Se pur a ritroso, gli anni continuano a passare per il senescente bambino che, incapace di fermare il tempo, si ritrova ben presto uomo dall’aspetto “maturo”. Sono proprio “questi anni di mezzo” a regalare un po’ di serenità a Benjamin, che nel tratto centrale del percorso della sua vita riesce ad andare a tempo con la realtà circostante. Felicità che per il protagonista è, purtroppo, solo un’effimera illusione, la parentesi di una vita che lo rende protagonista e spettatore del tempo.
Gli anni continuano a scivolargli addosso trasportandolo in una realtà ben lontana da quella che hanno attraversato i suoi, ormai vecchi, coetanei; una realtà che pian piano sbiadisce i ricordi di quel percorso vissuto al contrario, una realtà che documenta la sua curiosa “de-crescita”, ma soprattutto una realtà che, impotente dinanzi al suo percorso inverso, lo abbandona, infine, tra le braccia di una donna che si prende cura di lui, fino a quando tutto non diventa altro che solo e semplice buio e le fatiche di quella vita sono un ricordo ormai lontano, senza più sogni… finalmente senza memoria.
«Poi, fu tutto buio... la culla bianca e le facce scure che si spostavano sopra di lui, e il profumo caldo e dolce del latte, svanirono tutt’a un tratto dalla sua mente».

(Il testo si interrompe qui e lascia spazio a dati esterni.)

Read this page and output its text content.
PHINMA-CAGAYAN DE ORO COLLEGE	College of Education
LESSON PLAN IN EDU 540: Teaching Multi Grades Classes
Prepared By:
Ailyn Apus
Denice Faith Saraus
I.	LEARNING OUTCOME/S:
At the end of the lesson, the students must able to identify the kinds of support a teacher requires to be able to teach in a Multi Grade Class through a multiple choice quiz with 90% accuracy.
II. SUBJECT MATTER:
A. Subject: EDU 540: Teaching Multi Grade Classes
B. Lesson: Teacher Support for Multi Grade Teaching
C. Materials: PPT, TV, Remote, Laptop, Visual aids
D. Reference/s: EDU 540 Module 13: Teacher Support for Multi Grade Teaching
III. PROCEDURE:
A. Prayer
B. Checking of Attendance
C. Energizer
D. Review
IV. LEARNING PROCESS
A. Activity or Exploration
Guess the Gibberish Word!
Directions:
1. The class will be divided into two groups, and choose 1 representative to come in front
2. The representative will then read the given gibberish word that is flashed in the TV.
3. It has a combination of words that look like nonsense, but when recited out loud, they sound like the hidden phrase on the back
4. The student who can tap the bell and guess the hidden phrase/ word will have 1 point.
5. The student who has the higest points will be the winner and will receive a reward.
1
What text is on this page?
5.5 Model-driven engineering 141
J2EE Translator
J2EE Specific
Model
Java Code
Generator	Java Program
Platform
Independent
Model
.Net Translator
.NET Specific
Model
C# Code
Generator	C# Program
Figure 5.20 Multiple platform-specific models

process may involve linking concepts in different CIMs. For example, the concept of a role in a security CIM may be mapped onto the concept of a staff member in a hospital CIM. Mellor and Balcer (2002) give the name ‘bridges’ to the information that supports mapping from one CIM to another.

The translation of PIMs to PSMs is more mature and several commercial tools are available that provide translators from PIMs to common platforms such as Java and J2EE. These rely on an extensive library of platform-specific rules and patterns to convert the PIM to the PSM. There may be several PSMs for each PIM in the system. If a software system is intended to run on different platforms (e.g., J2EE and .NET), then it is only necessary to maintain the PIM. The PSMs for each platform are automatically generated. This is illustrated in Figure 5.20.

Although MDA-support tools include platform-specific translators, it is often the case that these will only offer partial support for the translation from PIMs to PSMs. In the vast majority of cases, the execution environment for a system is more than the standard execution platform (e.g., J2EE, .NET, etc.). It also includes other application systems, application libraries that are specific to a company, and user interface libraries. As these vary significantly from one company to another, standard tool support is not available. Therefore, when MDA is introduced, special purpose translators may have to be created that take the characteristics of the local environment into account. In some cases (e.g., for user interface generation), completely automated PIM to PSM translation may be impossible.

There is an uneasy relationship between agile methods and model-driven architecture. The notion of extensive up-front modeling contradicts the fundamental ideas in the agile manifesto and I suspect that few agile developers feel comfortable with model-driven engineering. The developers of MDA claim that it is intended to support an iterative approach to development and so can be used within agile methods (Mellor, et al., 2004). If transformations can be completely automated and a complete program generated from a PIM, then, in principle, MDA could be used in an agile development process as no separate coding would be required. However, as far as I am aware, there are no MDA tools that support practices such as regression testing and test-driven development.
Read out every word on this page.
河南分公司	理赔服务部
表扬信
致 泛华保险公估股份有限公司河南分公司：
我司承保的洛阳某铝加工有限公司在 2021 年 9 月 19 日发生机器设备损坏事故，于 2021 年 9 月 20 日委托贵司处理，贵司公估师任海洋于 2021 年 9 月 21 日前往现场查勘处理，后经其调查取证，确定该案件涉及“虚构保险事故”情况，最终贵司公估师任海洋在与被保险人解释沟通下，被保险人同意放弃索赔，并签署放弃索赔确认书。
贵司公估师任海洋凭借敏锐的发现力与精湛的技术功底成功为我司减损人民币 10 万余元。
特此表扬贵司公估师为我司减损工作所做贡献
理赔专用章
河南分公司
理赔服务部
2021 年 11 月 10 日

L’innovativo Fitzgerald, rovesciando magistralmente le tappe naturali dell’uomo, riesce a donarci il “gusto del tempo”; il lettore emotivamente identificato con la “curiosa” realtà del fanciullo senescente si ritrova a dover fare i conti con la propria vita e la propria coscienza, ormai scandita dai ritmi di una società, vittima distratta dell’attimo. Il curioso caso di Benjamin Button, infatti, mira a rendere evidente la bellezza di ogni tappa del nostro “percorso”, una sorta di carpe diem omesso si fa strada tra le attente e dolci parole dell’autore arrivando in modo diretto all’inconsapevole lettore. Un vortice di emozioni contrastanti avvolge l’intera narrazione che prende forma pagina dopo pagina.
Una lettura certamente accattivante e stravagante, capace di coinvolgere e sconvolgere chi si appresta a farla propria. È una parabola di cui non ci si può privare, è un sogno vissuto al contrario, in cui il frastuono del reale si affievolisce fino a scomparire, è un attimo che vede il concretizzarsi dell’astratto. Inoltre, realtà e finzione si fondono perfettamente dando vita a questa fiaba senza tempo.

Una storia anche per oggi
A un secolo di distanza, l’irreale condizione del protagonista risulta incastrarsi perfettamente nel nostro multiforme puzzle sociale; Benjamin si fa inconsapevolmente portavoce dell’odierno “disagio del diverso”, mettendo in evidenza la superficialità di noi uomini e la mancata corrispondenza che sussiste tra l’immagine e l’essenza. Il curioso caso di Benjamin Button è un racconto capace di cambiare nel suo piccolo il microcosmo del lettore, nella sua semplicità arriva al cuore di chi lo legge.
Non si può invece dire la stessa cosa per il multipremiato film che ne è derivato. Come succede sempre in questi casi, chi guarda il film dopo aver letto il libro rimane stupito da alcune differenze, prima tra tutte la durata. La brevità del libro si scontra a pieno con l’eccessiva lunghezza del film (166 minuti) in cui le tematiche e i momenti non sono particolarmente approfonditi e in cui sono presenti salti temporali che distraggono e confondono. Vi è inoltre un eccessivo sviluppo della trama, arricchita a volte di parti superflue. Il film è costruito per essere una fiaba romantica e colpire un pubblico dall’animo sensibile; in un pubblico più esigente invece potrebbe aver lasciato la sensazione di una storia per alcuni versi già “vista e rivista” al cinema.